刘佳刚才吃饭的时候问他:“你难道不怨他吗?”
夏知阳没有回答。
怨当然是有的,只不过时间过得太久,到后来怨变成了想,想变成了等,等变成了慢慢放下。
快到家门口的时候雨停了,夏知阳收起伞,拖着脚步进了公寓电梯。
夏知阳家住在十一楼,电梯从一楼到十一楼需要半分钟,夏知阳用这半分钟的时间整理好了自己的情绪,缓缓走出电梯。
然而在踏出电梯门的那一刻,他竟看到了穿着拖鞋站在他家门外的严㫰。
夏知阳问:“你怎么站在外面?”
严㫰扬了扬手里的手机说:“在等你回来,打你电话一直不接。”
夏知阳从包里拿出手机来看,上面显示着三个未接来电,夏知阳不好意思地说:“我开了震动没听见,你找我干嘛呀?”
严㫰说:“下雨了,想问问要不要过去接你。”
夏知阳愣住了,一时间喉头有些发紧,他没有说话,突然走过去一把抱住了严㫰,把头靠在他肩膀上。
严㫰被吓了一跳,伸手回抱住他,拍拍他的背问:“怎么了?”
夏知阳不吭声。
“是不是刘佳又欺负你了?”
“没有。就是突然很想抱抱你。”
第39章
严㫰不问了,一动不动地站在门口任由夏知阳抱着,时不时伸出手摸摸他的头发,像哄小孩一样。
两个人就这样粘在一起抱了许久,一直到对面的邻居突然打开门撞见,才条件反射地弹了开来。
邻居手里拎了一个黑色的垃圾袋,和两人六目相对片刻,一时间竟想不起自己出来是要干嘛,挠了挠头又装作无事发生地退了回去。
对面的门“砰”地一声被合上,夏知阳尴尬地扯扯严㫰的衣袖说:“我们赶快进去吧。”
严㫰说:“好。”跟在夏知阳身后,进屋关上了门。
“我的菠萝饭呢?”严㫰问夏知阳。
夏知阳脚步一顿,如梦初醒般拍了下自己的大腿,惊呼道:“哎呀!我打包好了的,走的时候忘拿了!”
夏知阳匆匆忙忙点开手机,一看时间已经是下午两点十分,特别内疚地说:“完了完了,你肯定很饿了吧,我帮你直接点外卖吧。”
严㫰阻止了他:“没事不用点了,我看你厨房里有面条,我随便煮点面吃就行。”
严㫰说完走进厨房,在锅里倒了点水烧开,然后从冰箱顶上拿出夏知阳买了很久的挂面放了进去。
夏知阳站在他一边看着,心里有些惊讶,他没想到严㫰煮面的动作竟然比自己还熟练,嘴里忍不住嘀咕了一句:“原来你会煮东西啊,我还以为你水都不会烧呢。”
严㫰说:“我那时候天天自己煮面。”
夏知阳一愣,立刻反应过来他说的那时候是指什么,顺着他的话问:“会放点什么料呢?”
严㫰笑了笑:“不放料。”
夏知阳疑惑,紧接着就听到严㫰说:“因为没有钱买。”
夏知阳的心瞬间被狠狠揪紧,喉结动了一下,过了会儿才张口小心翼翼地问:“是不是很难过啊?”
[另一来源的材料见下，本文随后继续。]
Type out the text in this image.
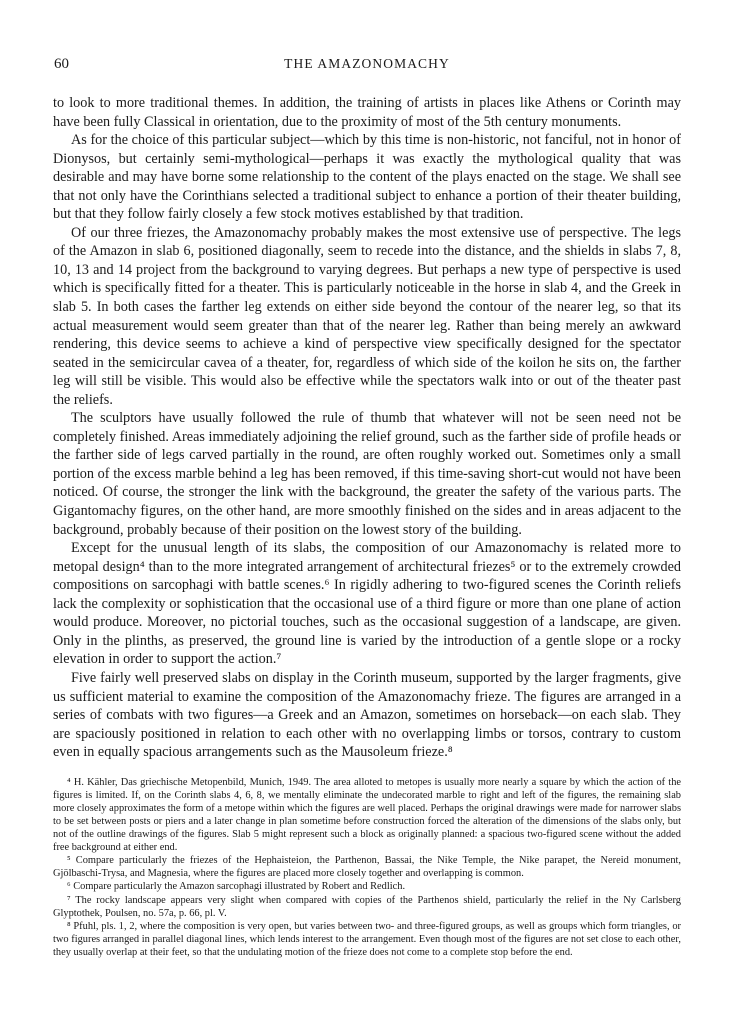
60	THE AMAZONOMACHY

to look to more traditional themes. In addition, the training of artists in places like Athens or Corinth may have been fully Classical in orientation, due to the proximity of most of the 5th century monuments.

As for the choice of this particular subject—which by this time is non-historic, not fanciful, not in honor of Dionysos, but certainly semi-mythological—perhaps it was exactly the mythological quality that was desirable and may have borne some relationship to the content of the plays enacted on the stage. We shall see that not only have the Corinthians selected a traditional subject to enhance a portion of their theater building, but that they follow fairly closely a few stock motives established by that tradition.

Of our three friezes, the Amazonomachy probably makes the most extensive use of perspective. The legs of the Amazon in slab 6, positioned diagonally, seem to recede into the distance, and the shields in slabs 7, 8, 10, 13 and 14 project from the background to varying degrees. But perhaps a new type of perspective is used which is specifically fitted for a theater. This is particularly noticeable in the horse in slab 4, and the Greek in slab 5. In both cases the farther leg extends on either side beyond the contour of the nearer leg, so that its actual measurement would seem greater than that of the nearer leg. Rather than being merely an awkward rendering, this device seems to achieve a kind of perspective view specifically designed for the spectator seated in the semicircular cavea of a theater, for, regardless of which side of the koilon he sits on, the farther leg will still be visible. This would also be effective while the spectators walk into or out of the theater past the reliefs.

The sculptors have usually followed the rule of thumb that whatever will not be seen need not be completely finished. Areas immediately adjoining the relief ground, such as the farther side of profile heads or the farther side of legs carved partially in the round, are often roughly worked out. Sometimes only a small portion of the excess marble behind a leg has been removed, if this time-saving short-cut would not have been noticed. Of course, the stronger the link with the background, the greater the safety of the various parts. The Gigantomachy figures, on the other hand, are more smoothly finished on the sides and in areas adjacent to the background, probably because of their position on the lowest story of the building.

Except for the unusual length of its slabs, the composition of our Amazonomachy is related more to metopal design⁴ than to the more integrated arrangement of architectural friezes⁵ or to the extremely crowded compositions on sarcophagi with battle scenes.⁶ In rigidly adhering to two-figured scenes the Corinth reliefs lack the complexity or sophistication that the occasional use of a third figure or more than one plane of action would produce. Moreover, no pictorial touches, such as the occasional suggestion of a landscape, are given. Only in the plinths, as preserved, the ground line is varied by the introduction of a gentle slope or a rocky elevation in order to support the action.⁷

Five fairly well preserved slabs on display in the Corinth museum, supported by the larger fragments, give us sufficient material to examine the composition of the Amazonomachy frieze. The figures are arranged in a series of combats with two figures—a Greek and an Amazon, sometimes on horseback—on each slab. They are spaciously positioned in relation to each other with no overlapping limbs or torsos, contrary to custom even in equally spacious arrangements such as the Mausoleum frieze.⁸

⁴ H. Kähler, Das griechische Metopenbild, Munich, 1949. The area alloted to metopes is usually more nearly a square by which the action of the figures is limited. If, on the Corinth slabs 4, 6, 8, we mentally eliminate the undecorated marble to right and left of the figures, the remaining slab more closely approximates the form of a metope within which the figures are well placed. Perhaps the original drawings were made for narrower slabs to be set between posts or piers and a later change in plan sometime before construction forced the alteration of the dimensions of the slabs only, but not of the outline drawings of the figures. Slab 5 might represent such a block as originally planned: a spacious two-figured scene without the added free background at either end.

⁵ Compare particularly the friezes of the Hephaisteion, the Parthenon, Bassai, the Nike Temple, the Nike parapet, the Nereid monument, Gjölbaschi-Trysa, and Magnesia, where the figures are placed more closely together and overlapping is common.

⁶ Compare particularly the Amazon sarcophagi illustrated by Robert and Redlich.

⁷ The rocky landscape appears very slight when compared with copies of the Parthenos shield, particularly the relief in the Ny Carlsberg Glyptothek, Poulsen, no. 57a, p. 66, pl. V.

⁸ Pfuhl, pls. 1, 2, where the composition is very open, but varies between two- and three-figured groups, as well as groups which form triangles, or two figures arranged in parallel diagonal lines, which lends interest to the arrangement. Even though most of the figures are not set close to each other, they usually overlap at their feet, so that the undulating motion of the frieze does not come to a complete stop before the end.
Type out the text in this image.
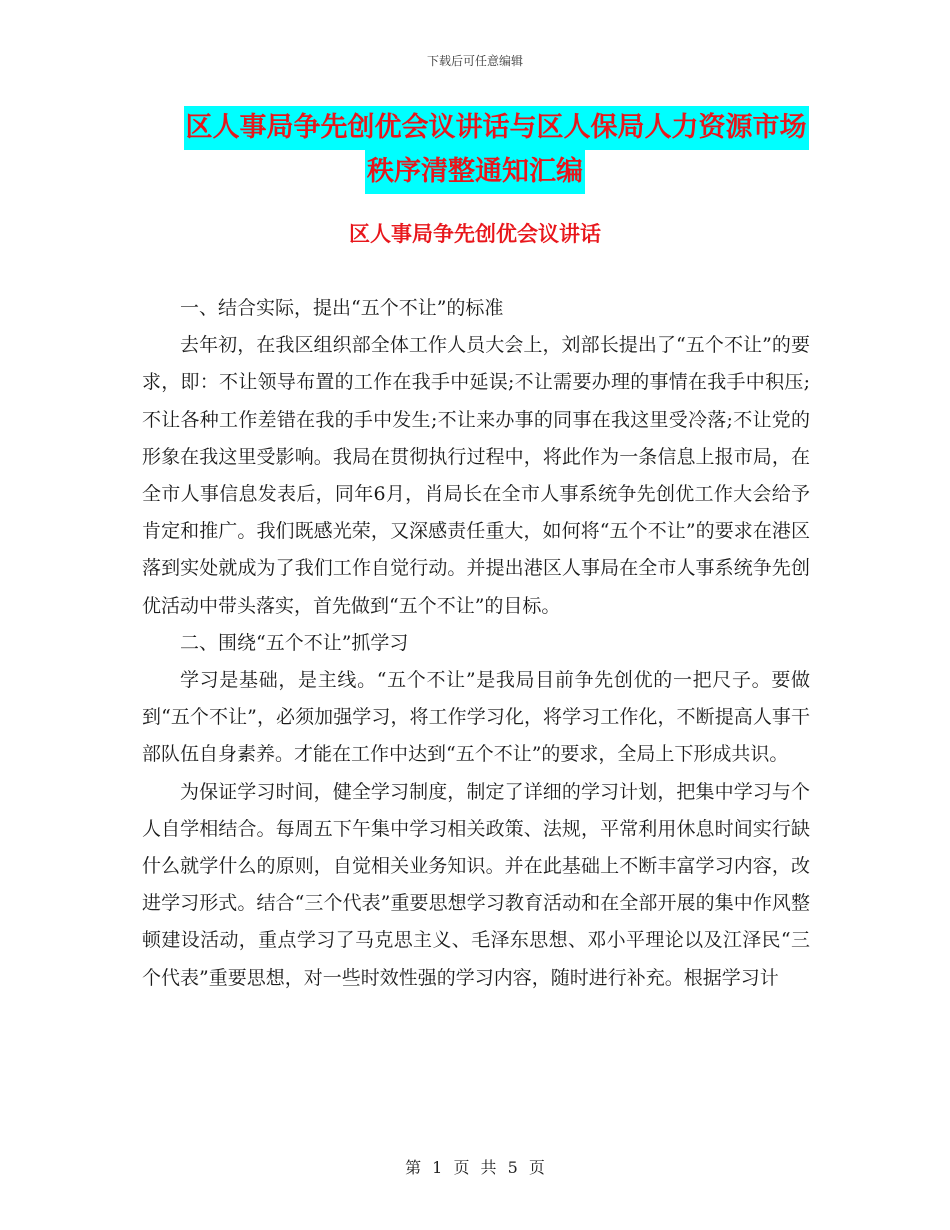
下载后可任意编辑
区人事局争先创优会议讲话与区人保局人力资源市场
秩序清整通知汇编
区人事局争先创优会议讲话

一、结合实际，提出“五个不让”的标准

去年初，在我区组织部全体工作人员大会上，刘部长提出了“五个不让”的要求，即：不让领导布置的工作在我手中延误;不让需要办理的事情在我手中积压;不让各种工作差错在我的手中发生;不让来办事的同事在我这里受冷落;不让党的形象在我这里受影响。我局在贯彻执行过程中，将此作为一条信息上报市局，在全市人事信息发表后，同年6月，肖局长在全市人事系统争先创优工作大会给予肯定和推广。我们既感光荣，又深感责任重大，如何将“五个不让”的要求在港区落到实处就成为了我们工作自觉行动。并提出港区人事局在全市人事系统争先创优活动中带头落实，首先做到“五个不让”的目标。

二、围绕“五个不让”抓学习

学习是基础，是主线。“五个不让”是我局目前争先创优的一把尺子。要做到“五个不让”，必须加强学习，将工作学习化，将学习工作化，不断提高人事干部队伍自身素养。才能在工作中达到“五个不让”的要求，全局上下形成共识。

为保证学习时间，健全学习制度，制定了详细的学习计划，把集中学习与个人自学相结合。每周五下午集中学习相关政策、法规，平常利用休息时间实行缺什么就学什么的原则，自觉相关业务知识。并在此基础上不断丰富学习内容，改进学习形式。结合“三个代表”重要思想学习教育活动和在全部开展的集中作风整顿建设活动，重点学习了马克思主义、毛泽东思想、邓小平理论以及江泽民“三个代表”重要思想，对一些时效性强的学习内容，随时进行补充。根据学习计

第 1 页 共 5 页
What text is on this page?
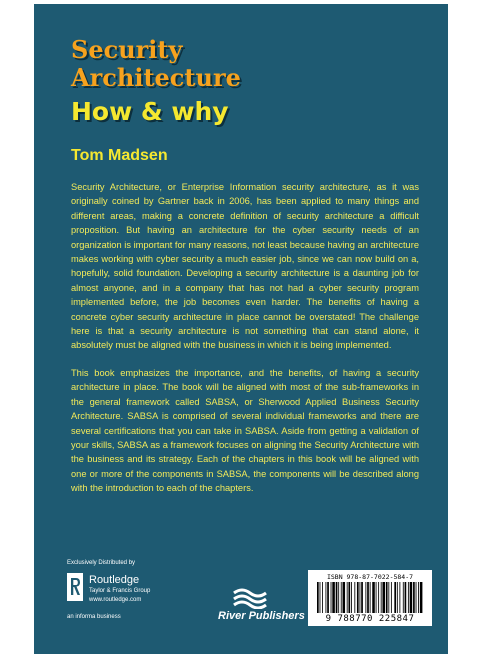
Security
Architecture
How & why
Tom Madsen

Security Architecture, or Enterprise Information security architecture, as it was originally coined by Gartner back in 2006, has been applied to many things and different areas, making a concrete definition of security architecture a difficult proposition. But having an architecture for the cyber security needs of an organization is important for many reasons, not least because having an architecture makes working with cyber security a much easier job, since we can now build on a, hopefully, solid foundation. Developing a security architecture is a daunting job for almost anyone, and in a company that has not had a cyber security program implemented before, the job becomes even harder. The benefits of having a concrete cyber security architecture in place cannot be overstated! The challenge here is that a security architecture is not something that can stand alone, it absolutely must be aligned with the business in which it is being implemented.

This book emphasizes the importance, and the benefits, of having a security architecture in place. The book will be aligned with most of the sub-frameworks in the general framework called SABSA, or Sherwood Applied Business Security Architecture. SABSA is comprised of several individual frameworks and there are several certifications that you can take in SABSA. Aside from getting a validation of your skills, SABSA as a framework focuses on aligning the Security Architecture with the business and its strategy. Each of the chapters in this book will be aligned with one or more of the components in SABSA, the components will be described along with the introduction to each of the chapters.

Exclusively Distributed by
Routledge
Taylor & Francis Group
www.routledge.com
an informa business	River Publishers
ISBN 978-87-7022-584-7
9 788770 225847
严㫰点了点头说:“嗯,很难,最难的时候一天只能吃两顿,因为怕吃多了会交不起房租。”
严㫰说这话的时候声音十分平静,没有什么起伏,但夏知阳却听得一下红了眼眶。他转过身去冰箱里拿了个鸡蛋出来,拍到平底锅里煎了个蛋,趁严㫰
把面捞进碗里的时候给他盖在了面上。
严㫰端着碗走到餐桌边坐下来吃,夏知阳跟着坐在了他边上,眼巴巴地看着他。
严㫰夹起一筷子面喂到夏知阳嘴边,夏知阳摇了摇头说:“我不饿,刚才吃得很饱。”
严㫰便把筷子收了回来,塞进嘴里吸了几口,开始不疾不徐地讲一些夏知阳不知道的事。
他说:“我爸是在你爷爷去世的前几天出事的。”
夏知阳的心猛地沉了下去。
“感觉就像是做梦一样,白天我还和几个同学商量着要不要去赌场玩,晚上就接到了我爸一个朋友的电话,说家里的生意出事了,赔了很多钱,房子被抵押,我爸也病倒住了院。”
严㫰顿了顿,说:“你应该了解我,我这个人其实挺幼稚的,从小到大过惯了什么都不用自己操心的好日子,在很多事情上没有太多的想法,一旦碰到突如其来的变故我就全都乱了。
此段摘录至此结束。